What It Means To Be Intexticated And Why You Should Avoid It At All Costs

Intexticated — ever heard of it? Probably not, but there's a chance you've been intexticated once or twice before. According to Collins Dictionary, intexticated is a term used to describe someone who is preoccupied with their phone while behind the wheel. As you might have guessed, it's a combination of texting and being intoxicated, but instead of having consumed too much alcohol, you're focused on reading or sending a text. Unfortunately, it happens too often. Out of the 220 million people with cell service, 80% of that population use their phone on the road, per the National Conference of State Legislatures.

Of course, we all want to check that text (what if brunch is canceled?), but nothing is so important, you need to take your eyes off of the road.
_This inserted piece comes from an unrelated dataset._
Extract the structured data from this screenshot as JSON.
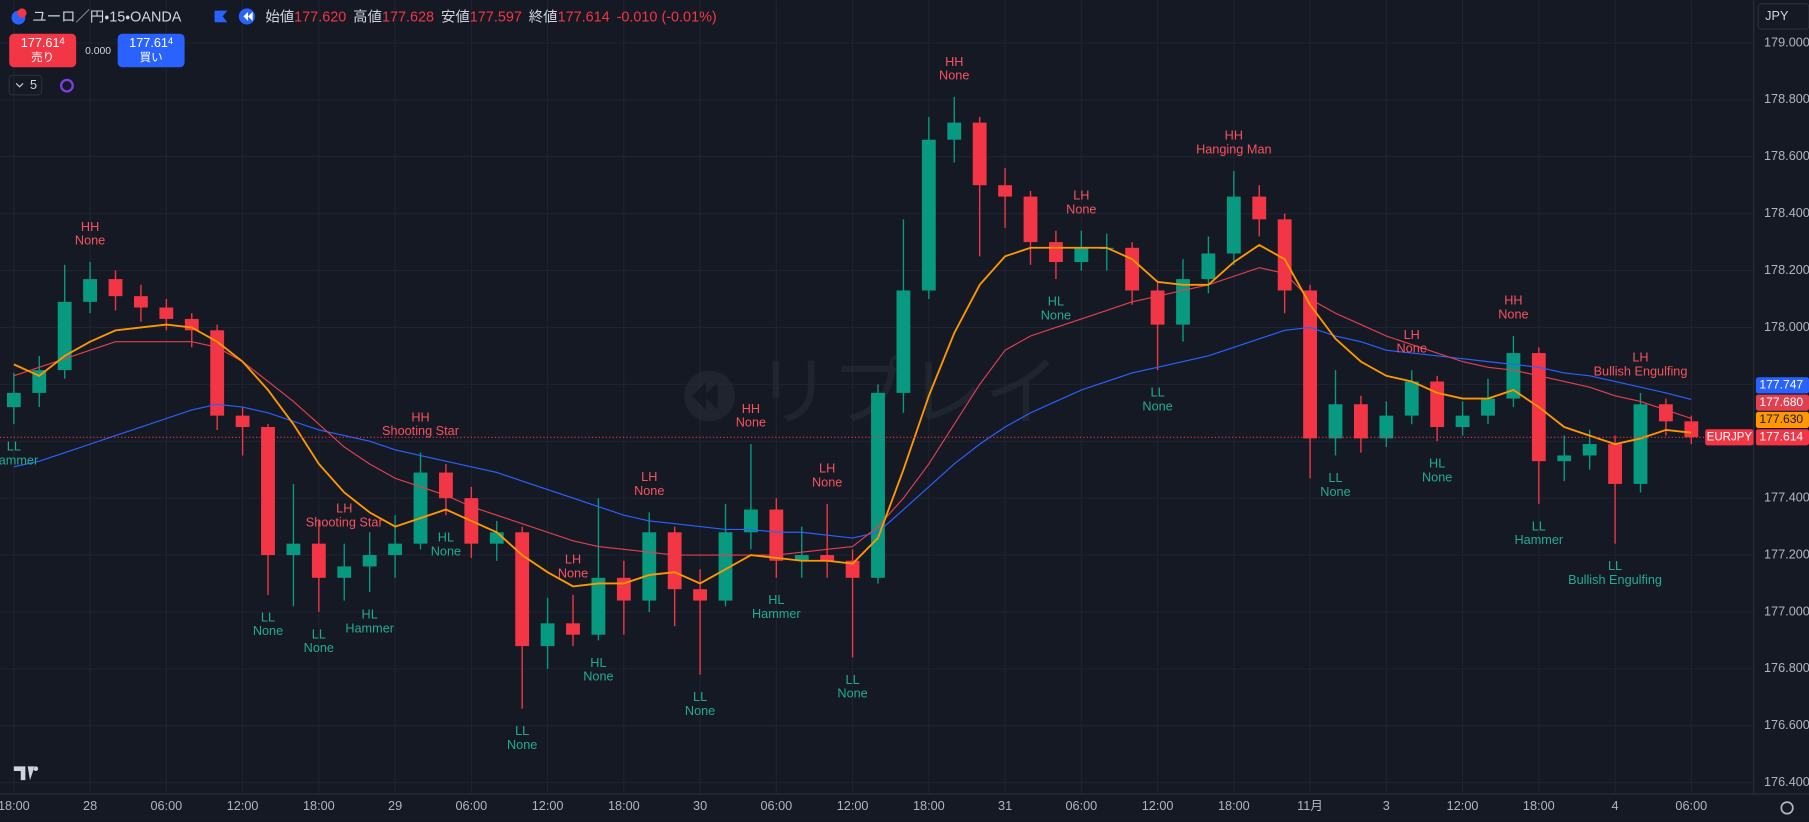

You can make all the excuses you want, but at the end of the day, there is absolutely no reason to be sending or reading texts when you're driving. Being intexticated is no joke; there are serious consequences for this behavior, which is why you should avoid it at all costs.

It's reckless and dangerous

Studies show that in 2020, nearly 400 people were killed in a car accident related to texting while driving (via Forbes). When you break that down, it equates to more than one person killed each day. The biggest problem with this statistic is each one of these deaths could have been avoided, but people chose their phones over their safety and the safety of others. As it's stated on many billboards and highway signs, no text is worth your life... and they're absolutely right.

Even if you survive a crash, you could have injuries that can affect you forever. Looking at that same data in 2020, we learned approximately 30,000 injuries were caused by people being distracted by their phones. Think about it: would you rather wait 20 minutes until you arrive at your destination to check your texts or potentially change your life in a matter of seconds? 

It's also illegal

Not only is being intexticated dangerous, but it's also illegal. In an effort to control the number of car accidents caused by texting and driving, states began outlawing being intexticated in 2007, according to the Governors Highway Safety Administration. Washington was the first to start the movement, and not long after, other states followed suit. As of today, being distracted by your phone is illegal in 48 states, as well as the Virgin and Northern Mariana Islands, Puerto Rico, and Guam, per the National Conference of State Legislatures.

Despite these efforts, it's sad to say many people ignore the law and continue to get intexticated, putting themselves and others at risk. If you're caught doing it, you're more than likely faced with paying a hefty fine, and potentially jail time. What's even worse is that you could kill yourself and/or someone else. This is why you must avoid being intoxicated any time you get behind the wheel of a car.